By Kavita Sahay Kerawalla
When the government of India revealed its National Education Policy (NEP) in 2020, one of the most striking pedagogical reforms in the draft policy was the changing of the existing 10+2 years structure to the 5+3+3+4 format. With this move, the NEP 2020 aims to create a more inclusive transition for children from the foundational to the secondary stage by bringing playschools into the sphere of formal education and dividing the educational structure based on the cognitive-developmental stages of the child.
The ABCs of the new 5+3+3+4 format and why it holds promise
According to the new school education system of 5+3+3+4 as outlined by the NEP, children will spend five years in the foundational stage, three years in the preparatory stage, three years in the middle stage, and four years in the secondary stage. This also increases the purview of the Right to Education Act that will now cover ages three to 18 as opposed to the current six to 14, ensuring that children are supported right from preschool ages to the higher grades that is nine to 12.
This overhaul is more than just a structural change: the 5+3+3+4 system ensures that there is increased focus on early childhood care and education (ECCE) because, for the first time, the preschool level (ages 3-6) has been brought into the ambit of formal education. According to extensive neuroscience research, this is a period of amazing development in a child’s brain as thousands of synaptic connections are formed in the brain every second and the child picks up on language and speech skills, gross and fine motor skills, social and emotional skills, cognitive abilities and much more. Hence, these years represent a time of rapid psychological growth and cognitive development that children eventually carry into adulthood.

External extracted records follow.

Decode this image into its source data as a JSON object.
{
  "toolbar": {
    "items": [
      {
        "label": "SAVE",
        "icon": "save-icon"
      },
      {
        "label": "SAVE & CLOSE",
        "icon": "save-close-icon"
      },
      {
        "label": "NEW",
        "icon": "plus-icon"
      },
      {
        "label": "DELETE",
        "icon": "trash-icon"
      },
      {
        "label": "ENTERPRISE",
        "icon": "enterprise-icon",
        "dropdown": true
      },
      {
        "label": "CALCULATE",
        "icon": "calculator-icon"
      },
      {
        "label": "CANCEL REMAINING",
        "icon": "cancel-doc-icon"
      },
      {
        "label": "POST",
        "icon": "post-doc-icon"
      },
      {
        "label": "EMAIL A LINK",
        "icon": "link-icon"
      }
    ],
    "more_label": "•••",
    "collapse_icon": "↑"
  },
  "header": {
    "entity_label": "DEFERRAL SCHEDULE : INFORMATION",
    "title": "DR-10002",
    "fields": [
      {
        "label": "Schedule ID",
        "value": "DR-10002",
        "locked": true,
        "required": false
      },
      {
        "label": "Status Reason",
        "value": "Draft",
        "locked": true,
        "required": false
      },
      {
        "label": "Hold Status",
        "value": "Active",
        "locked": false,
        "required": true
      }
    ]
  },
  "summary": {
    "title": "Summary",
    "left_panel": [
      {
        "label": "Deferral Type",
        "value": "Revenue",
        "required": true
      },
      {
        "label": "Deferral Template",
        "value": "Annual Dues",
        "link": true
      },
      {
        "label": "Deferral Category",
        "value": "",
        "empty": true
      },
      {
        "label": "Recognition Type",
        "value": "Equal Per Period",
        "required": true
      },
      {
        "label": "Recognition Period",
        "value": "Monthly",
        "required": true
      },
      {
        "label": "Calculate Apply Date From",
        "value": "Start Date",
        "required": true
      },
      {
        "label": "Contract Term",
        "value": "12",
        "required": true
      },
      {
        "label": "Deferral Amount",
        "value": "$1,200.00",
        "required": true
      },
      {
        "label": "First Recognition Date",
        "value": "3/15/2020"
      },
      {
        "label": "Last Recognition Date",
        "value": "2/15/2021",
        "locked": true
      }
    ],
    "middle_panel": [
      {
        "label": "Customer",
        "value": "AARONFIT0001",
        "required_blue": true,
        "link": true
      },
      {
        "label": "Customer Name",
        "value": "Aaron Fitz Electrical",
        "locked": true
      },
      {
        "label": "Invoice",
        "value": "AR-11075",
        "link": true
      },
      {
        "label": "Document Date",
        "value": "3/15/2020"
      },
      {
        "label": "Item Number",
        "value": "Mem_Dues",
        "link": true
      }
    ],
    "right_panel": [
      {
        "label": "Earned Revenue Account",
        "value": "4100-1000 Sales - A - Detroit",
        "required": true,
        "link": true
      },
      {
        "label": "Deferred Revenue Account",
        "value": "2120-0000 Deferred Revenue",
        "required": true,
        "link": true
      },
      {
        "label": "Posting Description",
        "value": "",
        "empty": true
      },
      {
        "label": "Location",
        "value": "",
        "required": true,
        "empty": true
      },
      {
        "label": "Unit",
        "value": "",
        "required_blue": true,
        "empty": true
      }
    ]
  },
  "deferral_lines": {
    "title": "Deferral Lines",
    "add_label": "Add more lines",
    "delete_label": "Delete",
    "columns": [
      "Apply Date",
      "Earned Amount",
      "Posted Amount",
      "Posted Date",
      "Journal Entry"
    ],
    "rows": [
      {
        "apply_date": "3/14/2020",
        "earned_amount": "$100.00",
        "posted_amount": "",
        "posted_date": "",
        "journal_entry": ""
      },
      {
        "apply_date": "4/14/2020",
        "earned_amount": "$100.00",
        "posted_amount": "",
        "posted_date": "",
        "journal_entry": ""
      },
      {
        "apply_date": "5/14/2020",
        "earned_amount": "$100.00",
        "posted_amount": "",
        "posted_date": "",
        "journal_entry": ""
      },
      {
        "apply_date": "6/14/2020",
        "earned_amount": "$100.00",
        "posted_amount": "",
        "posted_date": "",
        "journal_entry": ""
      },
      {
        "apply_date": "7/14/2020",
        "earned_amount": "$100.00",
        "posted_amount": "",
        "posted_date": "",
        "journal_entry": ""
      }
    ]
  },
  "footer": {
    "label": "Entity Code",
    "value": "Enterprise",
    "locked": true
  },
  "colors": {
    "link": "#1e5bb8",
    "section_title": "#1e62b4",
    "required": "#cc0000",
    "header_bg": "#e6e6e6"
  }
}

Currently, there are hundreds of pre-primary schools across the country, each following its own curriculum, fee structure and training requirement that may stipulate as little as three months of study for potential teachers. Scores of well-meaning yet uninformed parents often send their children to these schools that do not follow any government norms and function as independent educational institutions. Thus, by bringing preschools and Montessori schools into the fold of formal education, the NEP’s new 5+3+3+4 format ensures that there is accountability and standardisation of early childhood education.
Additionally, the new structure can also help to tackle one of the most significant challenges in education systems the world over – student retention rates. Ensuring that children stay in school is one of the hardest tasks for educators across the globe. Currently, one in five children, adolescents, and youth are out of school; this includes 64 million primary school going kids, 61 million lower secondary school age children and 138 million children of upper secondary age. India also grapples with the same problem, and this has been exacerbated by the Covid-19 pandemic. As per the Observer Research Foundation, nearly 250 million children across India have been adversely affected because of the school closures and lockdowns in the pandemic times. Research by UNICEF shows that this problem can be tackled via good early childhood care and education (ECCE), which is linked to reduced chances of dropout and repetition of years, and it can help enhance results at all levels of education.
The NEP 2020 has been implemented after much deliberation, with the aim of improving India’s education system and bringing it at par with international benchmarks. Moving to a 5+3+3+4 structure is one among the many changes that will help to mould India’s children into a future-ready generation prepared to drive its economy and tackle global challenges head on.